KPUD Ternate: Masyarakat Diminta Terlibat dalam Uji Publik DPS

Jainudin Ali Sabia Komisioner KPU Divisi Perencanaan Program dan Data. || Grafis: Layank/Hapost

Ternate, Hpost - KPUD Kota Ternate mengumumkan Daftar Pemilih Sementara (DPS) Kota Ternate pada Pemilihan Wali Kota 2020 mencapai 115.880 jiwa, pada Senin 7 September 2020, di Ball Room Kie Raha Muara Hotel Ternate. Meski begitu, masyarakat diminta berpartisipasi dalam uji publik DPS sebelum ditetapkan DPT pada oktober mendatang.

“Yang sering terjadi ada paslon yang tidak terima dengan hasil, akhirnya data pemilih menjadi salah satu ojek yang digugat. Oleh karena itu, seluruh tahapan kita libatkan masyarakat di semua tingkatan penyelenggara dan setiap tahapan. Akan ada uji publik terhadap DPS yang telah ditetapkan, dengan ketentuan bahwa KPU akan mengumumkan data by name, by address. Data tersebut diumumkan di masing-masing kelurahan untuk meminta tanggapan masyarakat," papar Komisioner KPU Divisi Perencanaan Program dan Data Jainudin Ali Sabia.

Data tersebut pada 19 September bakal diumumkan kepada warga untuk mendapatkan tanggapan.

"Kita berharap masyarakat terlibat aktif pada saat pengumuman. Nanti ada link yang dibagikan jadi masyarakat bisa cek sendiri apakah sudah terdaftar atau belum," ungkapnya.
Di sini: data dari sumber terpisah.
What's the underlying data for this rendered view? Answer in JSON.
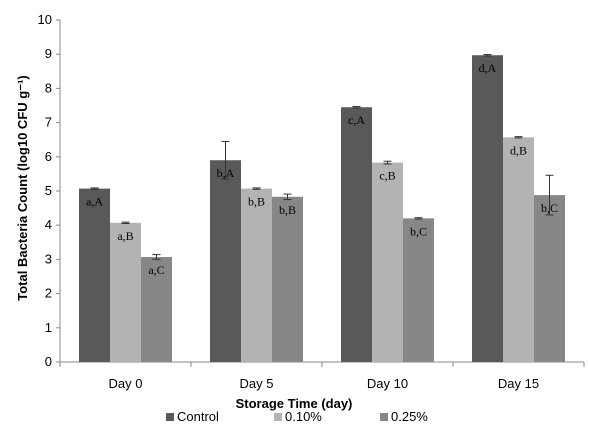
{
  "chart_data": {
    "type": "bar",
    "categories": [
      "Day 0",
      "Day 5",
      "Day 10",
      "Day 15"
    ],
    "xlabel": "Storage Time (day)",
    "ylabel": "Total Bacteria Count (log10 CFU g⁻¹)",
    "ylim": [
      0,
      10
    ],
    "yticks": [
      0,
      1,
      2,
      3,
      4,
      5,
      6,
      7,
      8,
      9,
      10
    ],
    "grid": false,
    "legend_position": "bottom",
    "series": [
      {
        "name": "Control",
        "color": "#595959",
        "values": [
          5.07,
          5.9,
          7.45,
          8.97
        ],
        "errors": [
          0.02,
          0.55,
          0.02,
          0.02
        ],
        "labels": [
          "a,A",
          "b,A",
          "c,A",
          "d,A"
        ]
      },
      {
        "name": "0.10%",
        "color": "#b3b3b3",
        "values": [
          4.07,
          5.07,
          5.83,
          6.57
        ],
        "errors": [
          0.02,
          0.02,
          0.04,
          0.02
        ],
        "labels": [
          "a,B",
          "b,B",
          "c,B",
          "d,B"
        ]
      },
      {
        "name": "0.25%",
        "color": "#878787",
        "values": [
          3.07,
          4.83,
          4.2,
          4.88
        ],
        "errors": [
          0.07,
          0.08,
          0.02,
          0.58
        ],
        "labels": [
          "a,C",
          "b,B",
          "b,C",
          "b,C"
        ]
      }
    ]
  }
}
Sementara masyarakat yang mau melapor bisa langsung ke PPS Kelurahan agar diakomodir.

"Persyaratannya harus bawa KTP dan KK," tandas Jainudin.

Pengalaman sebelumnya, tahapan pemutakhiran data pemilih dihiraukan oleh masyarakat terutama dari tim pasangan calon. Alhasil, protes baru dilakukan ketika sudah ditetapkan pemenang, berdasarkan hasil pungutan suara.
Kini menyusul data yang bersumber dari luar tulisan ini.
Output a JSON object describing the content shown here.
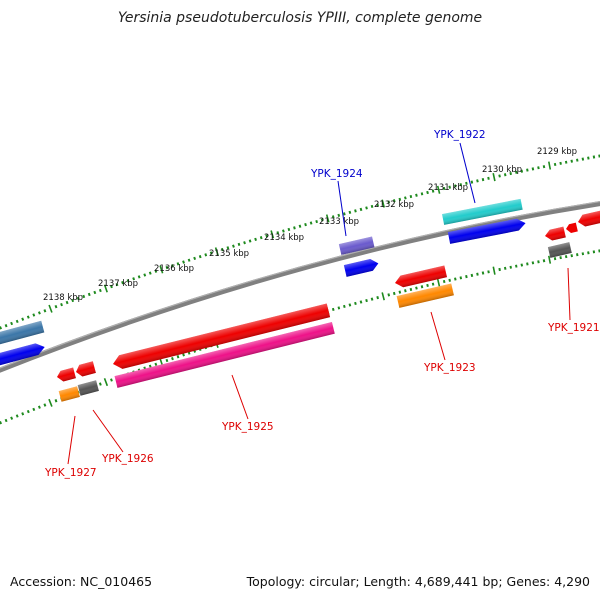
{
  "title": "Yersinia pseudotuberculosis YPIII, complete genome",
  "accession": "Accession: NC_010465",
  "summary": "Topology: circular; Length: 4,689,441 bp; Genes: 4,290",
  "scale_labels": [
    "2129 kbp",
    "2130 kbp",
    "2131 kbp",
    "2132 kbp",
    "2133 kbp",
    "2134 kbp",
    "2135 kbp",
    "2136 kbp",
    "2137 kbp",
    "2138 kbp"
  ],
  "gene_labels": {
    "ypk1921": "YPK_1921",
    "ypk1922": "YPK_1922",
    "ypk1923": "YPK_1923",
    "ypk1924": "YPK_1924",
    "ypk1925": "YPK_1925",
    "ypk1926": "YPK_1926",
    "ypk1927": "YPK_1927"
  },
  "colors": {
    "forward_label": "#0000cc",
    "reverse_label": "#dd0000",
    "backbone": "#808080",
    "ticks": "#1e8a1e",
    "red": "#ee0000",
    "blue": "#0000ee",
    "cyan": "#22cccc",
    "magenta": "#ee1188",
    "orange": "#ff8800",
    "gray": "#555555",
    "slate": "#3b76a8",
    "violet": "#6a5acd"
  }
}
"Intinya DPS tersebut bisa berubah. Bisa tambah, bisa kurang. Nanti pada saat pengumuman di 19-28 September," kata Jas, sapaan akrab mantan Ketua Cabang HMI Ternate, itu Senin 7 September 2020.

Dalam rapat tersebut juga melibatkan Dinas Kependudukan dan Catatan Sipil dan Badan Pengawas Pemilu. Semua masukan dari instansi terkait, kata Jainudin, bakal ditindaklanjuti sesuai ketentuan.

“Hak politik warga sesuai diatur Peraturan KPU Nomor 19 Tahun 2019 tetap akan diakomodir selama memenuhi syarat,” katanya.